Con un giro de cabeza hizo que sus cabellos quedaran hacia atrás, mientras se sentaba en la alfombra, con el sujetador caído sobre el pecho. Se deshizo de él con un ademán. Yo estaba de rodillas frente a ella. “Lo has hecho muy bien”, alabé, y era verdad. “Tienes una picha muy grande”, dijo. Me cogí el cilindro y apunté hacia ella. Andando de rodillas fui hasta su lado, incliné la cabeza sobre la suya y nos besamos uniendo nuestros cuerpos. El miembro quedaba entre ambos, a la altura de sus tetas y contra ellas me froté: con una mano sujetaba la polla y la restregaba contra sus tetas, primero una y luego la otra. Un líquido blanquecino había aparecido en la punta del bálano y con él humedecí sus pechos. Estuvimos así, retozando, un rato. Luego le quité la braguita y quedó ante mí el pórtico de su sexo, excitado, palpitante, brillante a causa de la humedad que ella también había ido generando. Me incliné sobre su coño y metí dentro la lengua, acariciando sus paredes interiores.
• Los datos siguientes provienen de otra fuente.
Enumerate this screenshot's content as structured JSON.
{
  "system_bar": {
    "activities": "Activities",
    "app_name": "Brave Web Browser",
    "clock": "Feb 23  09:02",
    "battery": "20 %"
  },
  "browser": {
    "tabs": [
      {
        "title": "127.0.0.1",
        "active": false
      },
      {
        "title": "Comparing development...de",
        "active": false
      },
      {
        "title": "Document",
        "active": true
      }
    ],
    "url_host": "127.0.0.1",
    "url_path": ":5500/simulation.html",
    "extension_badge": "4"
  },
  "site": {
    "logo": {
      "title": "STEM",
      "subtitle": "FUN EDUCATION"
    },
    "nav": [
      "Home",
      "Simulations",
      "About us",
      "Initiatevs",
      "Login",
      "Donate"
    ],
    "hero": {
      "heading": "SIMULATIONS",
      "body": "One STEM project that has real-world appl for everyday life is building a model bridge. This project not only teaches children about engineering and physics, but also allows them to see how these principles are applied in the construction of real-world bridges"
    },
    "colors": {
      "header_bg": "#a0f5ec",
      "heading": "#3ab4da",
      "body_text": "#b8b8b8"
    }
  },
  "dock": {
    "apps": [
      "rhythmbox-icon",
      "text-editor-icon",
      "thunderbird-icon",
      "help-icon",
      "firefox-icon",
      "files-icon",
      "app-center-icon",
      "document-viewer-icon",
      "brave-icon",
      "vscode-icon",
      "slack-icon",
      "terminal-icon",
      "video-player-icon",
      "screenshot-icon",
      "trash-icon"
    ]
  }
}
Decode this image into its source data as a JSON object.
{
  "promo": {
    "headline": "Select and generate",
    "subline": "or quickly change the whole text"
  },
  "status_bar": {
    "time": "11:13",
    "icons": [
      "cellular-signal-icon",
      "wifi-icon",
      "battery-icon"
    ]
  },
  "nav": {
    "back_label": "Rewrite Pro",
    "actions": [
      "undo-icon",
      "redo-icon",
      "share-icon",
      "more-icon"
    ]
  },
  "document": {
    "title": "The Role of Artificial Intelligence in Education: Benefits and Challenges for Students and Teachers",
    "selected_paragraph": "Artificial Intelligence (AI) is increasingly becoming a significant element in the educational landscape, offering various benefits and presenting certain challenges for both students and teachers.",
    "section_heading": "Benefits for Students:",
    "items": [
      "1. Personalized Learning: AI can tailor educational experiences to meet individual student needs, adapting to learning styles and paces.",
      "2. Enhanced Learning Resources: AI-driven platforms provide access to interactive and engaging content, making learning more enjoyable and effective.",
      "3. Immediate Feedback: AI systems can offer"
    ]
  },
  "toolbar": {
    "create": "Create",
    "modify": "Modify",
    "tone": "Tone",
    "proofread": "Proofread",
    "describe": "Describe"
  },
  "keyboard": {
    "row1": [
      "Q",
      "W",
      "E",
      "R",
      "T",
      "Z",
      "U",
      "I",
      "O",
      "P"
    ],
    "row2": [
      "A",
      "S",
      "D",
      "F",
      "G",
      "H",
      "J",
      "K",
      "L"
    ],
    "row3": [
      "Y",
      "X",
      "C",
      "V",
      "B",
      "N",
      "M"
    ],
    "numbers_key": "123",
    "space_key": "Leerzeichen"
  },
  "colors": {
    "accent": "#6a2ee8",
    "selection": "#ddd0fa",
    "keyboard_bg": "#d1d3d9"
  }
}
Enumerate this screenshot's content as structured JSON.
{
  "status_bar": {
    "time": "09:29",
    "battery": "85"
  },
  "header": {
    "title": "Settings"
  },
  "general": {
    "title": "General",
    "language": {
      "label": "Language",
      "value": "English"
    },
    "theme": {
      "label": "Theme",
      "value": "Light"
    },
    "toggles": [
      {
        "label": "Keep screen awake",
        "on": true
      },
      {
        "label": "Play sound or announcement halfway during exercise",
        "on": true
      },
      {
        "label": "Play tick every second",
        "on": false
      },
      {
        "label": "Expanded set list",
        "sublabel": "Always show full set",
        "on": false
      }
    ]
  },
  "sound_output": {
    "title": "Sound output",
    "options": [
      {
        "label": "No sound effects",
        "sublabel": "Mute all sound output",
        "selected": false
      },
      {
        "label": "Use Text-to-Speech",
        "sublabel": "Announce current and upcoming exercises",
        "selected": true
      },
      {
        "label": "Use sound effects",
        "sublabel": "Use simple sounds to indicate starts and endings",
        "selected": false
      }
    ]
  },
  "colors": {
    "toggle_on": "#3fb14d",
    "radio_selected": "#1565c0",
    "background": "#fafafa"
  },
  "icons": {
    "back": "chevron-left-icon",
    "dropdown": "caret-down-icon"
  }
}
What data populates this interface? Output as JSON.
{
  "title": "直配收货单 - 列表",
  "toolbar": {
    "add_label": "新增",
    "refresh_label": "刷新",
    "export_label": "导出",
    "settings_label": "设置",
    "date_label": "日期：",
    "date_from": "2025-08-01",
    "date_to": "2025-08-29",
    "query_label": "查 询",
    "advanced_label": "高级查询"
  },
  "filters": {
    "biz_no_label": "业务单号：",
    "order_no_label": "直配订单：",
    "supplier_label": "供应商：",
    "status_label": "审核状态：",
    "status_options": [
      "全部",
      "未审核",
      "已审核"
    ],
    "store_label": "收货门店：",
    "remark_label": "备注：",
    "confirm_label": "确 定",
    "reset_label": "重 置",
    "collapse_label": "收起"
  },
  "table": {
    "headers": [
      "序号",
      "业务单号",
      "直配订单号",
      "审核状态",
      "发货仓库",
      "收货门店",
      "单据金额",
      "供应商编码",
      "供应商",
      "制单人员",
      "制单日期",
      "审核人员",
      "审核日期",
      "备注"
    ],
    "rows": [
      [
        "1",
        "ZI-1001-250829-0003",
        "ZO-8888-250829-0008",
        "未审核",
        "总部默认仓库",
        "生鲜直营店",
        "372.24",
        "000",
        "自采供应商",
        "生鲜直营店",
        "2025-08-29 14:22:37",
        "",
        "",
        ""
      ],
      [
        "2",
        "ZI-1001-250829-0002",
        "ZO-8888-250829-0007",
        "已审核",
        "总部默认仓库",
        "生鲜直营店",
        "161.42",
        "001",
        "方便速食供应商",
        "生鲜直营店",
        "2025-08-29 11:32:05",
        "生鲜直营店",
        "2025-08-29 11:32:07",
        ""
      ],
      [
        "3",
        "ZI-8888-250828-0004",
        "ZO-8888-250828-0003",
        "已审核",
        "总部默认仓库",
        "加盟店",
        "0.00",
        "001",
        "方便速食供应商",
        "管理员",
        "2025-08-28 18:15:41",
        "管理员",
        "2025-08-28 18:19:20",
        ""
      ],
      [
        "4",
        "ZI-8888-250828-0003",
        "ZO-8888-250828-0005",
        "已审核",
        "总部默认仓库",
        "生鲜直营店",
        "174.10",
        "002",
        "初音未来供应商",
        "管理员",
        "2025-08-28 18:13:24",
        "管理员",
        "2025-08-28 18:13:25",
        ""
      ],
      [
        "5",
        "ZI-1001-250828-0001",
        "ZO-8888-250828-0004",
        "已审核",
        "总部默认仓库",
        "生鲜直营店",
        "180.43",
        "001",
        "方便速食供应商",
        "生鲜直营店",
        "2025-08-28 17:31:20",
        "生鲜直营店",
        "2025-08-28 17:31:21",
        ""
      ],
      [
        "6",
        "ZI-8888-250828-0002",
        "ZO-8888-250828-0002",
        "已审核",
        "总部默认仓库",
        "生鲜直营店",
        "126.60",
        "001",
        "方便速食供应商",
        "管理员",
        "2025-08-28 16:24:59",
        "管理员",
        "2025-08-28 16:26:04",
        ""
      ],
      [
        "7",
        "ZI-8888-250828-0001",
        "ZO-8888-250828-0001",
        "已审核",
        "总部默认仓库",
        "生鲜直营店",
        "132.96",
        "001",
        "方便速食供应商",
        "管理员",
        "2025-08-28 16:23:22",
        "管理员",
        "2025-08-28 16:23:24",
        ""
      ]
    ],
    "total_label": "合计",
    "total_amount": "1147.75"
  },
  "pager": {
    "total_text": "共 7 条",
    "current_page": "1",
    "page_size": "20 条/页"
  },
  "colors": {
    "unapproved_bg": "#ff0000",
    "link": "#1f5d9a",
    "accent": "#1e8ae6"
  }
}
Luego me puse sobre ella y, cogiendo el miembro con una mano, fui metiéndosela poco a poco. Al principio costó un poco, pues Carmen era virgen, pero con un poco de empeño logré clavar mi lanza en su territorio. Luego me dediqué a follarla bien a gusto, sin atender otras consideraciones que mis propios impulsos, sin otro afán que satisfacer mi hambre de aquella muchacha-mujer.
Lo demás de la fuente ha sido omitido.